Oportuno lembrar que a instrução da grande maioria dos casos penais, em que pese forte movimento de expansão das provas periciais [3], inclusive a partir de vestígios digitais [4], ainda se mostra muito vinculada às fontes de prova de natureza pessoal (vítimas, testemunhas e imputados). De fato, as "provas dependentes da memória humana" continuam na base formativa do juízo de culpa criminal, muitas vezes estabelecido sem qualquer rigor epistêmico compatível com a garantia fundamental de presunção de inocência. Não por acaso, falsos reconhecimentos estão entre as principais causas de erros judiciais tanto no Brasil quanto nos Estados Unidos da América.

Aliás, falsos reconhecimentos que, segundo Cecconello e Stein, podem ocorrer devido a fatores intrínsecos ao evento criminoso ou às próprias limitações da memória humana (exemplo: observação do crime pela testemunha a longa distância), os quais reunidos pela literatura especializada junto à categoria "variáveis de estimação". Há, contudo, inúmeros "procedimentos utilizados pelo sistema de Justiça" que "também podem aumentar a probabilidade de um falso reconhecimento" (exemplo: apresentação de fotografia única para reconhecimento  showup), assim entendidos como "variáveis de sistema" [5].

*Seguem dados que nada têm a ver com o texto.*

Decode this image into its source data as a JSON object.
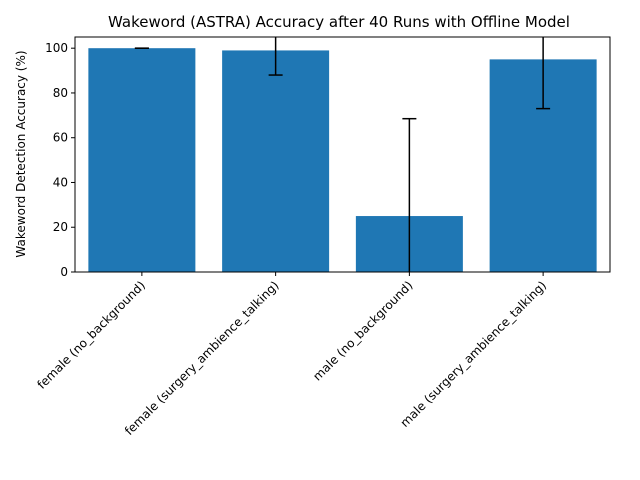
{
  "chart_data": {
    "type": "bar",
    "title": "Wakeword (ASTRA) Accuracy after 40 Runs with Offline Model",
    "xlabel": "",
    "ylabel": "Wakeword Detection Accuracy (%)",
    "categories": [
      "female (no_background)",
      "female (surgery_ambience_talking)",
      "male (no_background)",
      "male (surgery_ambience_talking)"
    ],
    "values": [
      100,
      99,
      25,
      95
    ],
    "error": [
      0,
      11,
      43.5,
      22
    ],
    "ylim": [
      0,
      105
    ],
    "yticks": [
      0,
      20,
      40,
      60,
      80,
      100
    ],
    "grid": false,
    "legend": "none",
    "bar_color": "#1f77b4",
    "error_color": "#000000"
  }
}
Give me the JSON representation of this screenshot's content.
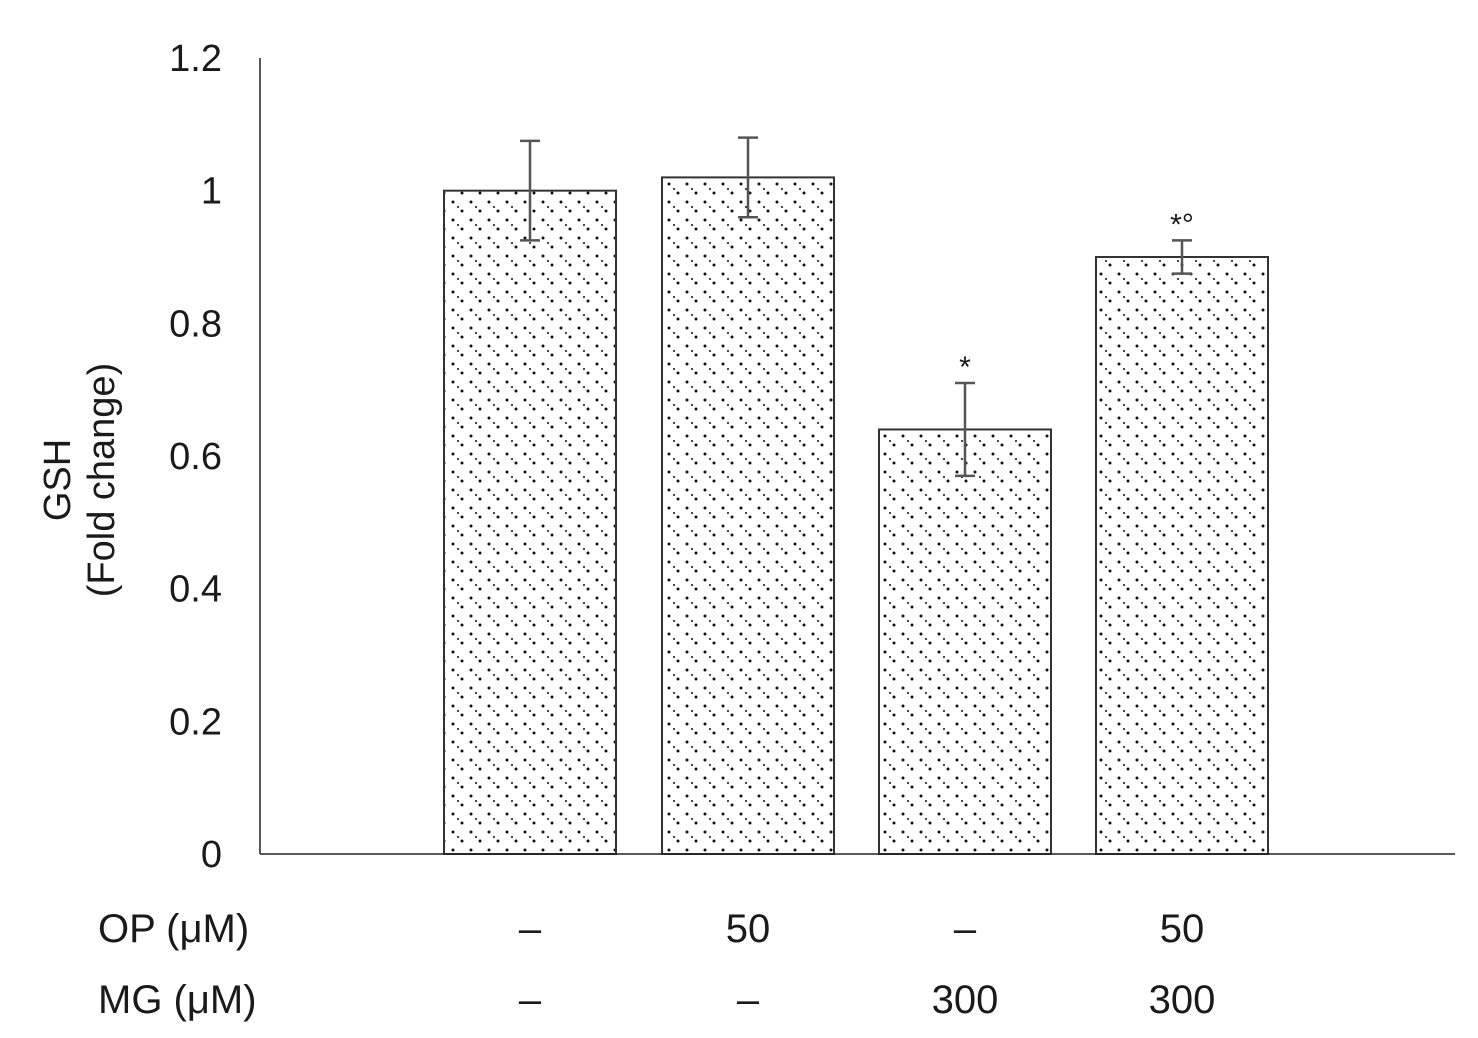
{
  "chart_data": {
    "type": "bar",
    "title": "",
    "ylabel_lines": [
      "GSH",
      "(Fold change)"
    ],
    "ylim": [
      0,
      1.2
    ],
    "yticks": [
      "0",
      "0.2",
      "0.4",
      "0.6",
      "0.8",
      "1",
      "1.2"
    ],
    "grid": false,
    "legend": "none",
    "bar_fill": "dotted pattern",
    "colors": {
      "bar_stroke": "#333333",
      "axis": "#222222",
      "error_bar": "#555555",
      "dots": "#111111"
    },
    "categories": [
      "OP– MG–",
      "OP50 MG–",
      "OP– MG300",
      "OP50 MG300"
    ],
    "values": [
      1.0,
      1.02,
      0.64,
      0.9
    ],
    "errors": [
      0.075,
      0.06,
      0.07,
      0.025
    ],
    "annotations": [
      "",
      "",
      "*",
      "*°"
    ],
    "condition_rows": [
      {
        "label": "OP (μM)",
        "values": [
          "–",
          "50",
          "–",
          "50"
        ]
      },
      {
        "label": "MG (μM)",
        "values": [
          "–",
          "–",
          "300",
          "300"
        ]
      }
    ]
  }
}
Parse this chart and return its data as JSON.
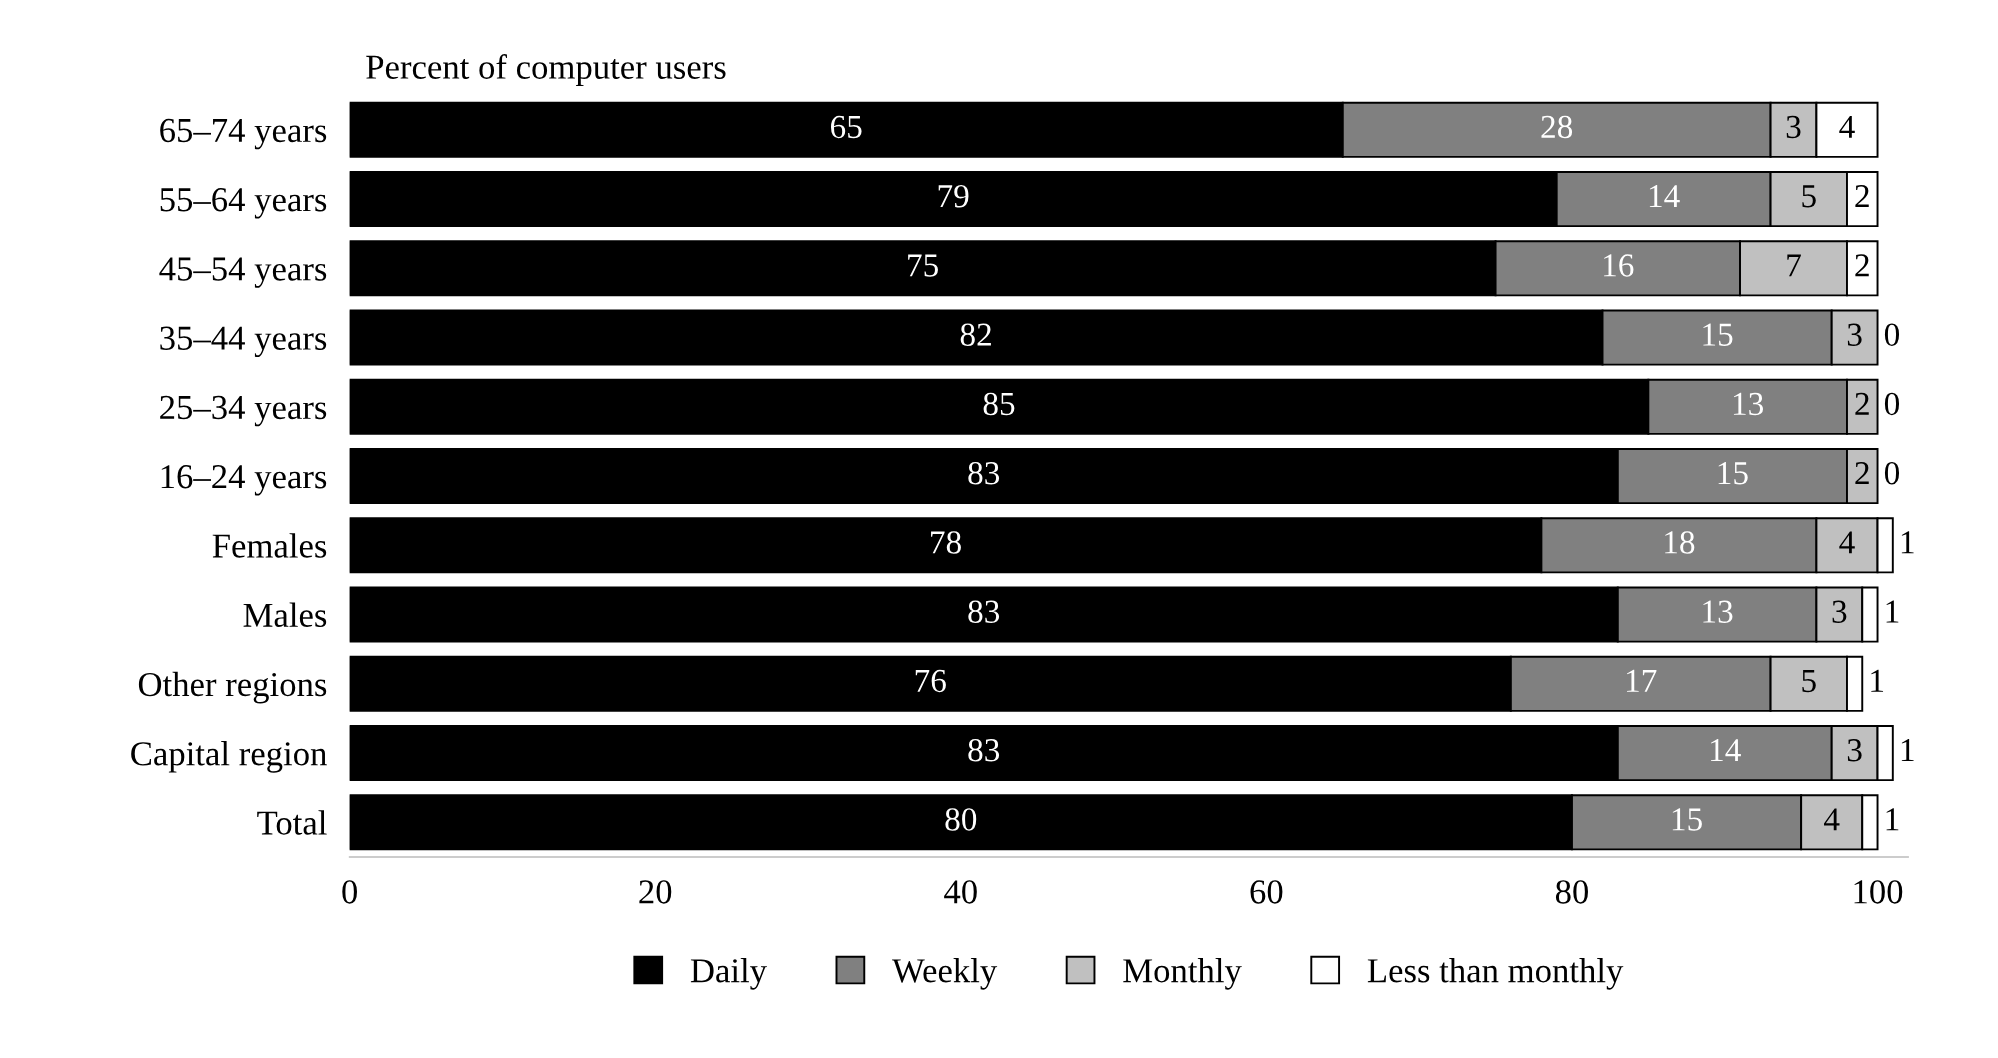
{
  "chart_data": {
    "type": "bar",
    "orientation": "horizontal",
    "stacked": true,
    "title": "Percent of computer users",
    "categories": [
      "65–74 years",
      "55–64 years",
      "45–54 years",
      "35–44 years",
      "25–34 years",
      "16–24 years",
      "Females",
      "Males",
      "Other regions",
      "Capital region",
      "Total"
    ],
    "series": [
      {
        "name": "Daily",
        "color": "#000000",
        "values": [
          65,
          79,
          75,
          82,
          85,
          83,
          78,
          83,
          76,
          83,
          80
        ]
      },
      {
        "name": "Weekly",
        "color": "#808080",
        "values": [
          28,
          14,
          16,
          15,
          13,
          15,
          18,
          13,
          17,
          14,
          15
        ]
      },
      {
        "name": "Monthly",
        "color": "#c0c0c0",
        "values": [
          3,
          5,
          7,
          3,
          2,
          2,
          4,
          3,
          5,
          3,
          4
        ]
      },
      {
        "name": "Less than monthly",
        "color": "#ffffff",
        "values": [
          4,
          2,
          2,
          0,
          0,
          0,
          1,
          1,
          1,
          1,
          1
        ]
      }
    ],
    "xlim": [
      0,
      102
    ],
    "xticks": [
      0,
      20,
      40,
      60,
      80,
      100
    ],
    "grid": false,
    "legend": "bottom",
    "data_labels": true
  }
}
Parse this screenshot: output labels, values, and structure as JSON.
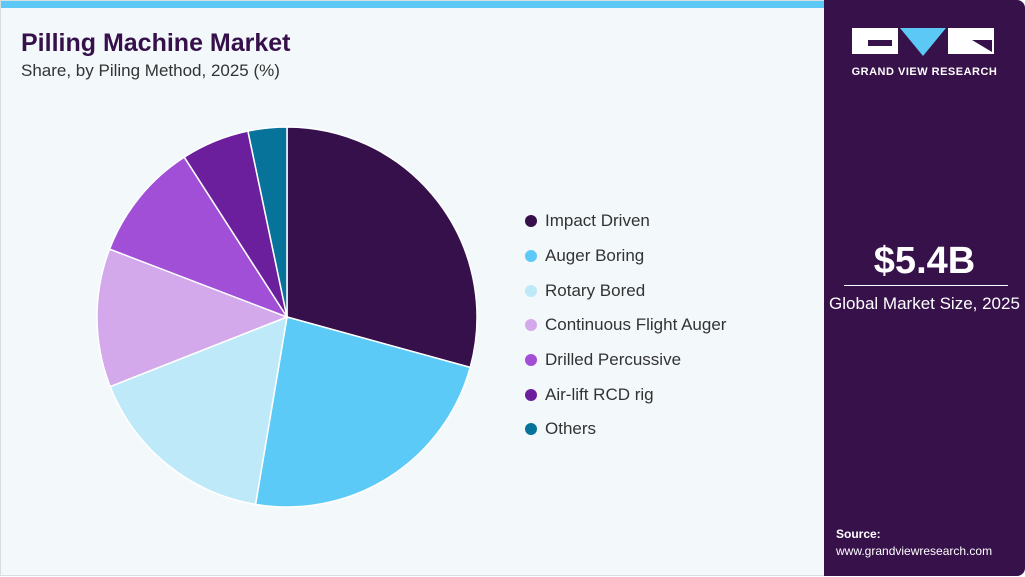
{
  "header": {
    "title": "Pilling Machine Market",
    "subtitle": "Share, by Piling Method, 2025 (%)"
  },
  "sidebar": {
    "logo_text": "GRAND VIEW RESEARCH",
    "market_size": "$5.4B",
    "market_label": "Global Market Size, 2025",
    "source_label": "Source:",
    "source_url": "www.grandviewresearch.com"
  },
  "chart_data": {
    "type": "pie",
    "start": "12 o'clock",
    "direction": "clockwise",
    "legend_position": "right",
    "series": [
      {
        "name": "Impact Driven",
        "value": 29.3,
        "color": "#36104a"
      },
      {
        "name": "Auger Boring",
        "value": 23.4,
        "color": "#5bcaf6"
      },
      {
        "name": "Rotary Bored",
        "value": 16.4,
        "color": "#bde9f9"
      },
      {
        "name": "Continuous Flight Auger",
        "value": 11.8,
        "color": "#d3a9ec"
      },
      {
        "name": "Drilled Percussive",
        "value": 10.1,
        "color": "#a24fd8"
      },
      {
        "name": "Air-lift RCD rig",
        "value": 5.8,
        "color": "#6c1f9c"
      },
      {
        "name": "Others",
        "value": 3.3,
        "color": "#08739a"
      }
    ]
  }
}
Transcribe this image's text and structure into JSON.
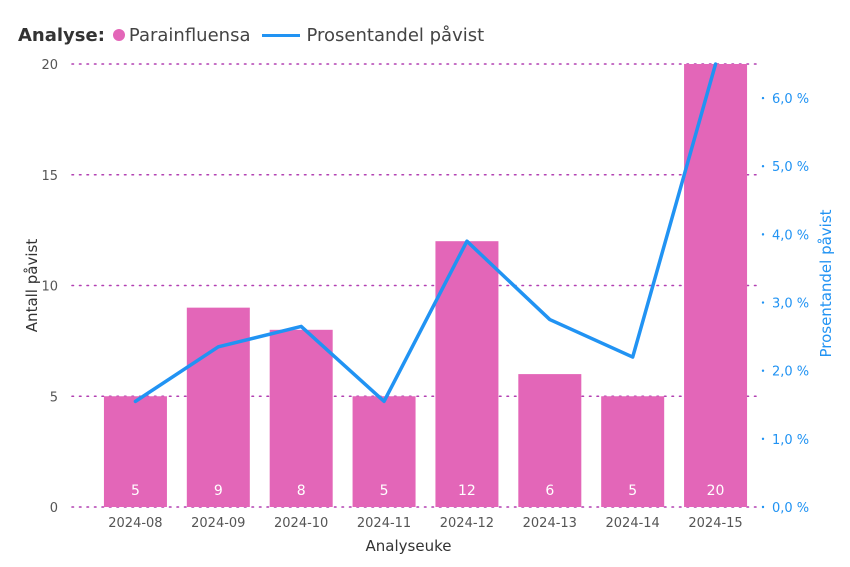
{
  "legend": {
    "title": "Analyse:",
    "items": [
      {
        "label": "Parainfluensa"
      },
      {
        "label": "Prosentandel påvist"
      }
    ]
  },
  "colors": {
    "bar": "#e366b8",
    "line": "#2193f3",
    "grid": "#b23fb2",
    "text": "#555555",
    "right_axis": "#2193f3"
  },
  "chart_data": {
    "type": "bar",
    "categories": [
      "2024-08",
      "2024-09",
      "2024-10",
      "2024-11",
      "2024-12",
      "2024-13",
      "2024-14",
      "2024-15"
    ],
    "series": [
      {
        "name": "Parainfluensa",
        "type": "bar",
        "axis": "left",
        "values": [
          5,
          9,
          8,
          5,
          12,
          6,
          5,
          20
        ],
        "data_labels": [
          "5",
          "9",
          "8",
          "5",
          "12",
          "6",
          "5",
          "20"
        ]
      },
      {
        "name": "Prosentandel påvist",
        "type": "line",
        "axis": "right",
        "values": [
          1.55,
          2.35,
          2.65,
          1.55,
          3.9,
          2.75,
          2.2,
          6.5
        ]
      }
    ],
    "xlabel": "Analyseuke",
    "ylabel": "Antall påvist",
    "y2label": "Prosentandel påvist",
    "ylim": [
      0,
      20
    ],
    "y2lim": [
      0,
      6.5
    ],
    "yticks": [
      "0",
      "5",
      "10",
      "15",
      "20"
    ],
    "y2ticks": [
      "0,0 %",
      "1,0 %",
      "2,0 %",
      "3,0 %",
      "4,0 %",
      "5,0 %",
      "6,0 %"
    ],
    "grid": true,
    "legend_position": "top-left"
  }
}
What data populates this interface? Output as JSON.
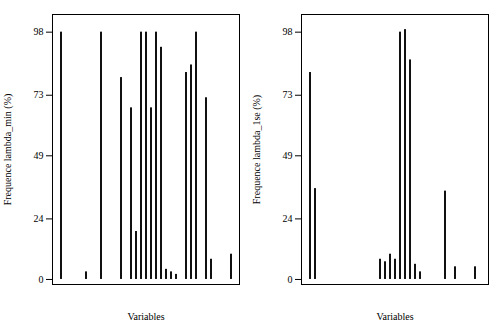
{
  "chart_data": [
    {
      "type": "bar",
      "xlabel": "Variables",
      "ylabel": "Frequence lambda_min (%)",
      "categories": [
        null,
        null,
        null,
        null,
        null,
        null,
        null,
        null,
        null,
        null,
        null,
        null,
        null,
        null,
        null,
        null,
        null,
        null,
        null,
        null,
        null,
        null,
        null,
        null,
        null,
        null,
        null,
        null,
        null,
        null,
        null,
        null,
        null,
        null,
        null
      ],
      "values": [
        98,
        0,
        0,
        0,
        0,
        3,
        0,
        0,
        98,
        0,
        0,
        0,
        80,
        0,
        68,
        19,
        98,
        98,
        68,
        98,
        92,
        4,
        3,
        2,
        0,
        82,
        85,
        98,
        0,
        72,
        8,
        0,
        0,
        0,
        10
      ],
      "color": "#111111",
      "ylim": [
        -2,
        105
      ],
      "yticks": [
        0,
        24,
        49,
        73,
        98
      ],
      "tick_labels": "y"
    },
    {
      "type": "bar",
      "xlabel": "Variables",
      "ylabel": "Frequence lambda_1se (%)",
      "categories": [
        null,
        null,
        null,
        null,
        null,
        null,
        null,
        null,
        null,
        null,
        null,
        null,
        null,
        null,
        null,
        null,
        null,
        null,
        null,
        null,
        null,
        null,
        null,
        null,
        null,
        null,
        null,
        null,
        null,
        null,
        null,
        null,
        null,
        null,
        null
      ],
      "values": [
        82,
        36,
        0,
        0,
        0,
        0,
        0,
        0,
        0,
        0,
        0,
        0,
        0,
        0,
        8,
        7,
        10,
        8,
        98,
        99,
        87,
        6,
        3,
        0,
        0,
        0,
        0,
        35,
        0,
        5,
        0,
        0,
        0,
        5,
        0
      ],
      "color": "#111111",
      "ylim": [
        -2,
        105
      ],
      "yticks": [
        0,
        24,
        49,
        73,
        98
      ],
      "tick_labels": "y"
    }
  ]
}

Tudo isso precisa ser mais bem compreendido e trabalhado no campo jurídico-penal, em interlocução com os achados científicos da psicologia do testemunho e do raciocínio probatório, para a regular admissão, produção e valoração do reconhecimento de pessoas no contexto das investigações criminais e processos penais. Afinal de contas, como diria Elizabeth Loftus, "a memória é totalmente maleável, seletiva e mutável" [6]. Daí a enorme preocupação com a sugestionabilidade dos atores jurídicos e seu potencial gerador de falsas memórias [7].

Frise-se, embora já repetido à exaustão pela ciência, que falsas memórias são informações sinceras anunciadas pelos sujeitos, muito embora incompatíveis com a realidade fática. Ou seja: falsas memórias não são mentiras (embora sejam falsas, isto é, não verdadeiras) [8]. O que torna esse tipo de fenômeno cognitivo ainda mais complexo e, ao mesmo tempo, perigoso na esfera penal.

Não por outra razão, a enorme urgência quanto à implementação concreta de protocolos científicos no sistema de Justiça criminal para as "provas dependentes da memória humana", em que se inclui o reconhecimento de pessoas [9]. Um tipo de demanda que está longe de figurar como mera "divagação academicista". Isso porque um ato de reconhecimento pessoal conduzido de forma sugestiva, ainda que sem dolo ou má-fé do responsável, contamina não somente a memória humana do reconhecedor, mas a própria atividade estatal de persecução criminal, na medida em que repercute diretamente na esfera probatória do caso penal.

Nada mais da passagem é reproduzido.